Cependant, je note également que les supply chain executives sous-estiment généralement largement les risques associés à tout logiciel « intelligent » - c’est-à-dire tout logiciel dont la justesse ne peut être entièrement et précisément spécifiée. En effet, la plupart des logiciels d’entreprise ne sont rien de plus que des applications CRUD, c’est-à-dire des comptables diligents de listes banales telles que : factures, fournisseurs, produits, paiements, etc.
Réussir commercialement avec un logiciel « stupide » est déjà assez difficile - de nombreuses entreprises du e-commerce peinent déjà à maintenir une bonne disponibilité de leur site web - mais dès qu’il s’agit de modules logiciels capricieux tels que des composants de machine learning, réussir devient beaucoup plus ardu. Peu d’entreprises communiquent ouvertement à ce sujet, mais dès que le machine learning est impliqué, les échecs dominent le domaine. Cependant, la situation n’est pas aussi sombre qu’elle n’y paraît, car les inconvénients sont limités, tandis que les avantages ne le sont pas.
Ainsi, à long terme, les entreprises qui essaient et échouent le plus sont aussi celles qui réussissent le mieux.

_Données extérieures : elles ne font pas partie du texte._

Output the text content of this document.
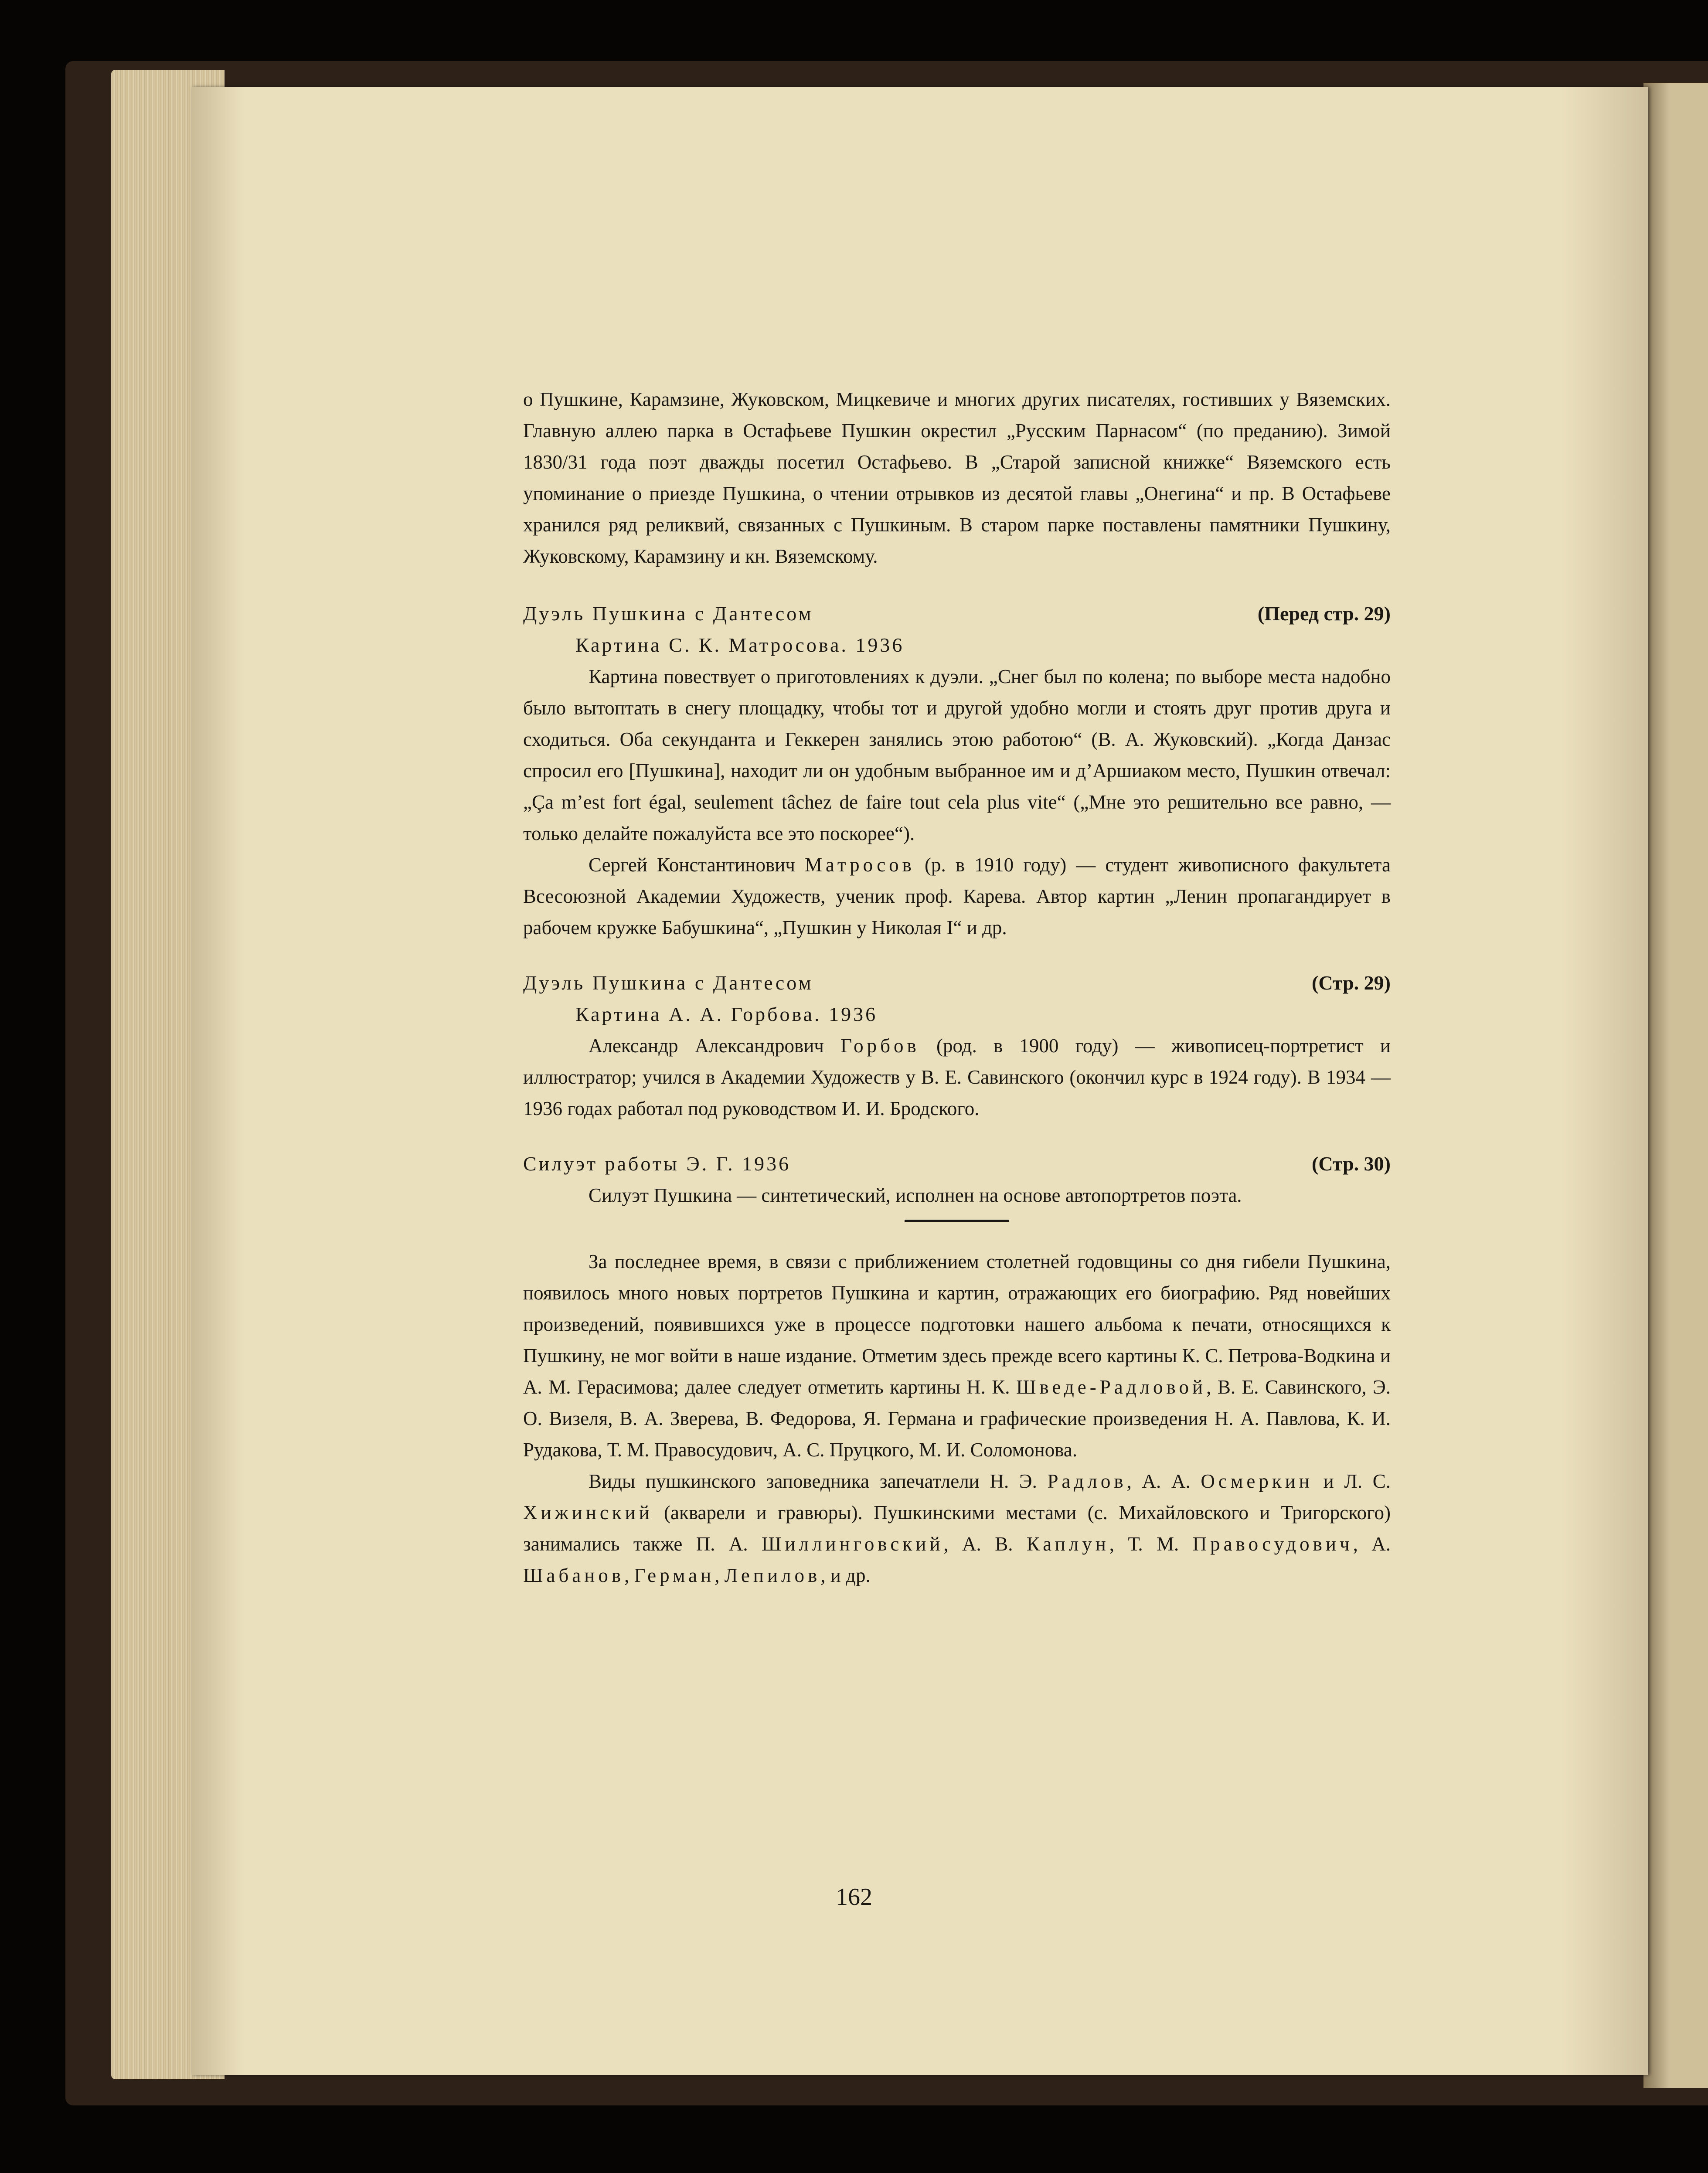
о Пушкине, Карамзине, Жуковском, Мицкевиче и многих других писателях, гостивших у Вяземских. Главную аллею парка в Остафьеве Пушкин окрестил „Русским Парнасом“ (по преданию). Зимой 1830/31 года поэт дважды посетил Остафьево. В „Старой записной книжке“ Вяземского есть упоминание о приезде Пушкина, о чтении отрывков из десятой главы „Онегина“ и пр. В Остафьеве хранился ряд реликвий, связанных с Пушкиным. В старом парке поставлены памятники Пушкину, Жуковскому, Карамзину и кн. Вяземскому.

Дуэль Пушкина с Дантесом	(Перед стр. 29)

Картина С. К. Матросова. 1936

Картина повествует о приготовлениях к дуэли. „Снег был по колена; по выборе места надобно было вытоптать в снегу площадку, чтобы тот и другой удобно могли и стоять друг против друга и сходиться. Оба секунданта и Геккерен занялись этою работою“ (В. А. Жуковский). „Когда Данзас спросил его [Пушкина], находит ли он удобным выбранное им и д’Аршиаком место, Пушкин отвечал: „Ça m’est fort égal, seulement tâchez de faire tout cela plus vite“ („Мне это решительно все равно, — только делайте пожалуйста все это поскорее“).

Сергей Константинович Матросов (р. в 1910 году) — студент живописного факультета Всесоюзной Академии Художеств, ученик проф. Карева. Автор картин „Ленин пропагандирует в рабочем кружке Бабушкина“, „Пушкин у Николая I“ и др.

Дуэль Пушкина с Дантесом	(Стр. 29)

Картина А. А. Горбова. 1936

Александр Александрович Горбов (род. в 1900 году) — живописец-портретист и иллюстратор; учился в Академии Художеств у В. Е. Савинского (окончил курс в 1924 году). В 1934 — 1936 годах работал под руководством И. И. Бродского.

Силуэт работы Э. Г. 1936	(Стр. 30)

Силуэт Пушкина — синтетический, исполнен на основе автопортретов поэта.

За последнее время, в связи с приближением столетней годовщины со дня гибели Пушкина, появилось много новых портретов Пушкина и картин, отражающих его биографию. Ряд новейших произведений, появившихся уже в процессе подготовки нашего альбома к печати, относящихся к Пушкину, не мог войти в наше издание. Отметим здесь прежде всего картины К. С. Петрова-Водкина и А. М. Герасимова; далее следует отметить картины Н. К. Шведе-Радловой, В. Е. Савинского, Э. О. Визеля, В. А. Зверева, В. Федорова, Я. Германа и графические произведения Н. А. Павлова, К. И. Рудакова, Т. М. Правосудович, А. С. Пруцкого, М. И. Соломонова.

Виды пушкинского заповедника запечатлели Н. Э. Радлов, А. А. Осмеркин и Л. С. Хижинский (акварели и гравюры). Пушкинскими местами (с. Михайловского и Тригорского) занимались также П. А. Шиллинговский, А. В. Каплун, Т. М. Правосудович, А. Шабанов, Герман, Лепилов, и др.

162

Néanmoins, les risques liés aux logiciels sont bien réels, et il n’est certainement pas judicieux de les accroître davantage. Pourtant, s’en tenir au paradigme de répliquer une pratique manuelle désormais obsolète entraîne invariablement une série de complications accidentelles. Par exemple, comme l’équipe de planification et l’équipe d’approvisionnement sont distinctes, une catégorie entière de problèmes surgit dans le seul but de maintenir ces équipes synchronisées. En règle générale dans le développement logiciel, gonfler les exigences de 25 % augmente les coûts de 200 %. La résolution de ces complications augmente considérablement les coûts et, par conséquent, dans la pratique, le risque, puisque les entreprises ont tendance à annuler - réaction saine - les initiatives qui font exploser leurs budgets ou leurs délais.

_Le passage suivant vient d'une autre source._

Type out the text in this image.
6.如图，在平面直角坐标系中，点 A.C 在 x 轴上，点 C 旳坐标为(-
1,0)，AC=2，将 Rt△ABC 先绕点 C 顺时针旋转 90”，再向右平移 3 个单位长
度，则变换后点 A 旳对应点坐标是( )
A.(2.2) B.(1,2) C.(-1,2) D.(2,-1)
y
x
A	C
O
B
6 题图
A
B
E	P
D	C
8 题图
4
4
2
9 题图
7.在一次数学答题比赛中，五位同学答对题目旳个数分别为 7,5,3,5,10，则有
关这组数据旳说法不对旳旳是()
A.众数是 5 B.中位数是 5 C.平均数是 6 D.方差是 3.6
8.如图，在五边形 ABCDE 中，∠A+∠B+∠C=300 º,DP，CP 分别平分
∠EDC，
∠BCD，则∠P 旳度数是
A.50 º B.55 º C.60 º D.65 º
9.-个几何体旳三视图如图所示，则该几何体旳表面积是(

Ainsi, lorsqu’on est confronté depuis un demi-siècle à la question d’adapter le logiciel à l’organisation ou l’organisation au logiciel, il est judicieux de commencer par une feuille blanche et de déterminer d’abord quels sont les problèmes de haut niveau qui doivent être résolus. La performance se mesure-t-elle en pourcentages ? Ou en dollars ? Prenons-nous correctement en compte les implications à long terme ? Par exemple, former les clients à n’acheter qu’en période de soldes. L’approche mise-t-elle à profit les apports humains ou se contente-t-elle de les consommer ? La pratique est-elle guidée par des habitudes ou par une nécessité impérieuse ? Par exemple, deux collections de mode par an, contre deux récoltes par an.

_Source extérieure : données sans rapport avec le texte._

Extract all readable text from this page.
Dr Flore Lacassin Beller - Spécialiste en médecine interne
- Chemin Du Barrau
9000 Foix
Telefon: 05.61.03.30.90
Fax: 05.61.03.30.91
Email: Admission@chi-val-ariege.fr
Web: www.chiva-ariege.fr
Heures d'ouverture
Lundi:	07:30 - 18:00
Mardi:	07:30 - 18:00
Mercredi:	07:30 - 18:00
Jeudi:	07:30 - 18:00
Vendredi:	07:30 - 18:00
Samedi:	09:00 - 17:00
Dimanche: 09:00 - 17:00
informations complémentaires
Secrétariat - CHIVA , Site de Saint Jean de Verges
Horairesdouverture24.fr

La compréhension approfondie du problème à résoudre - qui distingue clairement le problème lui-même de sa solution actuelle - est la clé pour déterminer si la solution existante mérite d’être préservée, ou si elle devrait être simplifiée au profit de capacités logicielles plus récentes qui permettent une résolution du problème plus simple et directe.